We know, from studies in rats, non-human primates and humans (including from my own research), that animals and persons with low D2 receptor levels in the brain’s reward system are at greater risk addiction precisely because this molecular dysfunction causes a relative inability to resist inappropriate impulses and to make effective decisions. It is important to note that having low levels of this receptor isn’t sufficient to cause addiction, but, as already argued, neither is using the drug itself. It’s a combination of factors that leads a subset of people down the pathway towards a potentially lethal disease that will ravage their lives and those of the people who care about them.
The value of such a discovery is that we now have a concept about how behavioral, biological and medical interventions can be targeted in an attempt to break the chain of events between the initial causes of susceptibility and the ultimate development of an addiction.
The common concept that the choice to use a drug is the key point of intervention is a myopic view that is ignorant of the real, multi-faceted influences on addiction. Instead, understanding and dissecting the biological pathways affected to cause susceptibility will almost certainly create a new and much more successful stage of the war against addictive disorders. That’s why it’s so important to support basic biological research on addictions, to embrace the concept that addiction is a disease of the brain and to carry on both animal and human research aimed at defeating this powerful foe.
“We know that the adolescent brain is highly vulnerable to social pressure to use drugs because of the difficulty they have with resisting their strong impulses and making effective life choices.”
Hmmm. Does that really make sense?
I’m with you on the relative difficulty for teens of ‘resisting impulses’, but it almost seems like you’re assuming that all teens will have the impulse to do drugs, because of social pressure. The level of perceived social pressure to use drugs is hugely variable though. Some individuals are luckier at choosing social groups, and some individuals make good ‘preliminary choices’ (like which friends to identify with).
I question the notion that teens are more biologically sensitive to social pressure- social learning is important across the lifespan, but our society has much more of an expectation of teens taking their cues from each other primarily than some other societies, and I think that has an impact as well.
You’re quite right that there are a variety of factors that influence choices to use and continue use of drugs, and will power models of behavior aren’t very illuminating… but I think it is worth examining where impulses come from.
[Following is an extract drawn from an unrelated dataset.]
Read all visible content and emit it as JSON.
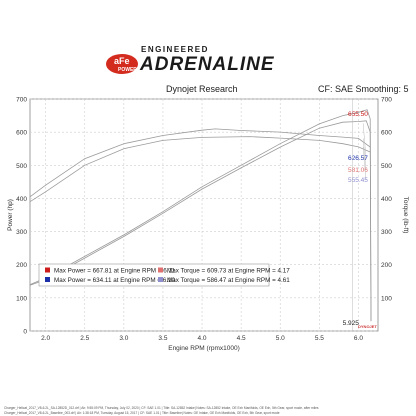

I think the evidence for relatively delayed maturation of those brain circuits required for inhibiting motivated responses is pretty clear, as is the contribution of this phenomenon to the heightened propensity of the average adolescent to engage in high risk behaviors. Obviously, susceptibility for drug use and abuse is only one manifestation of this. But because one has no experience with how a drug will feel before its first consumed, most of the initial motivation to consume it is socially instructed. The desire to fit in, the desire to please others and the desire to share an experience are all examples of why a teenager may choose to use a drug, and it seems to me like it is clear that adolescents are more vulnerable, on average, to these influences than are adults, on average.
You are right that not all social influences and contexts are equal, which is something I tried to emphasize in my post. Those teens who have optimal social and familial environments are protected from drug abuse susceptibility for many reasons – including the impact of these influences on their dopamine receptors. We do definitely need to know more about this: both the functional aspects of environmental effects on vulnerability and the neurobiological pathways by which these effects have their influence.